They are unlikely to see this comment on the forum!
regards Joan
I try to make safe suggestions,You should understand the context and ensure you are happy that they are safe before attempting to apply my suggestions, what you do, is YOUR responsibility. Location Halifax UK
RE: PrusaSlicer's "3D Honeycomb" Infill is Sub-optimal
It certainly seems that the two implementations have grown apart and are now very different from a mechanical point of view. Slic3r's implementation provides better strength in the z direction.
Should I print something in flex material I would prefer PS implementation as it will give a more uniform soft interior that is similar in all directions.
As @joantabb suggests, you should leave a new issue/feature request on GitHub for the developers.
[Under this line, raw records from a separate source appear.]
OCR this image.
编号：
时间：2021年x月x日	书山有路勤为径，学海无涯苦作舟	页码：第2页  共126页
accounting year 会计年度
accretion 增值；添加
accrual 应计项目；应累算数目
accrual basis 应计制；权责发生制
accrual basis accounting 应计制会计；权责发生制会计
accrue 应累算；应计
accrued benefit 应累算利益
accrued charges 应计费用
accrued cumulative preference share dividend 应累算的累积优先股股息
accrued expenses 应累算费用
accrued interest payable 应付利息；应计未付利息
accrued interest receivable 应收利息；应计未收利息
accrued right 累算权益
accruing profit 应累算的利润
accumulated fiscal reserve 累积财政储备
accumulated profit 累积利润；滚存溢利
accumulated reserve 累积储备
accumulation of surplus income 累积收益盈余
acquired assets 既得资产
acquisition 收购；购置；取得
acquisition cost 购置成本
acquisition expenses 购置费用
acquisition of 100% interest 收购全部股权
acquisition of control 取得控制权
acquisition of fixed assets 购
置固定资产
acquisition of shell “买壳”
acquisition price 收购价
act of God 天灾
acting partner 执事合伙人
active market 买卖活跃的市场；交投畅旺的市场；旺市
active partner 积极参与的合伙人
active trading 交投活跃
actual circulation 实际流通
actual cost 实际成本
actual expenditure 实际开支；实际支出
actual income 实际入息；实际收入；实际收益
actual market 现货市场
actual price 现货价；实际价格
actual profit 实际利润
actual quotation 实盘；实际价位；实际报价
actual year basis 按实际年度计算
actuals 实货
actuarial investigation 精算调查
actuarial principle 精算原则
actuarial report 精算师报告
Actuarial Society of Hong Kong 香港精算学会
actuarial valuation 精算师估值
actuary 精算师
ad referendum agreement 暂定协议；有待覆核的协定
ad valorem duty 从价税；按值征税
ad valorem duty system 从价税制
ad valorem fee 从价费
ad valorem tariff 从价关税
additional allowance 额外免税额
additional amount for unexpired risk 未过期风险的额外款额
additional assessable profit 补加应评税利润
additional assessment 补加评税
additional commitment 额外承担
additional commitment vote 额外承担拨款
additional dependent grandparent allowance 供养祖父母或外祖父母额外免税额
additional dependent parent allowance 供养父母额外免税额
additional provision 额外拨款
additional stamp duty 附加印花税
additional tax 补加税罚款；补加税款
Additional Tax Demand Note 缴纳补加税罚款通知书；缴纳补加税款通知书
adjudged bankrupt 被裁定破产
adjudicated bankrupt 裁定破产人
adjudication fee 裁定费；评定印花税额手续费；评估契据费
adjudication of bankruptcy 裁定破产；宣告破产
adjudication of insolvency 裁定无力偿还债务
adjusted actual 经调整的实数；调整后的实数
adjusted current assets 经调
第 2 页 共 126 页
Have a look at my models on Printables.com 😉
RE: PrusaSlicer's "3D Honeycomb" Infill is Sub-optimal
Stefan over on the CNC Kitchen Youtube channel did an infill shootout. IIRC, gyroid was best overall, but all failed to provide any advantage over simply adding perimeters for strength.
WRT PrusaSlicer, it may be a question of aesthetics versus strength. Gyroid is the new(er) hotness. Can't hurt to ask on GitHub though.
RE: PrusaSlicer's "3D Honeycomb" Infill is Sub-optimal
@bobstro
Of course you can can compensate for sub-optimal infill by adding extra perimeters and solid layers, but that's a band-aid solution. I'm mainly printing large foundry patterns, so eliminating a single perimeter without sacrificing too much compression strength can save hours of build time, and multiple kilograms of material. When it comes to large parts with huge volumes of infill, the efficiency of the fill pattern is extremely important. There's definitely a massive difference in the compression strength of parts printed with the two patterns.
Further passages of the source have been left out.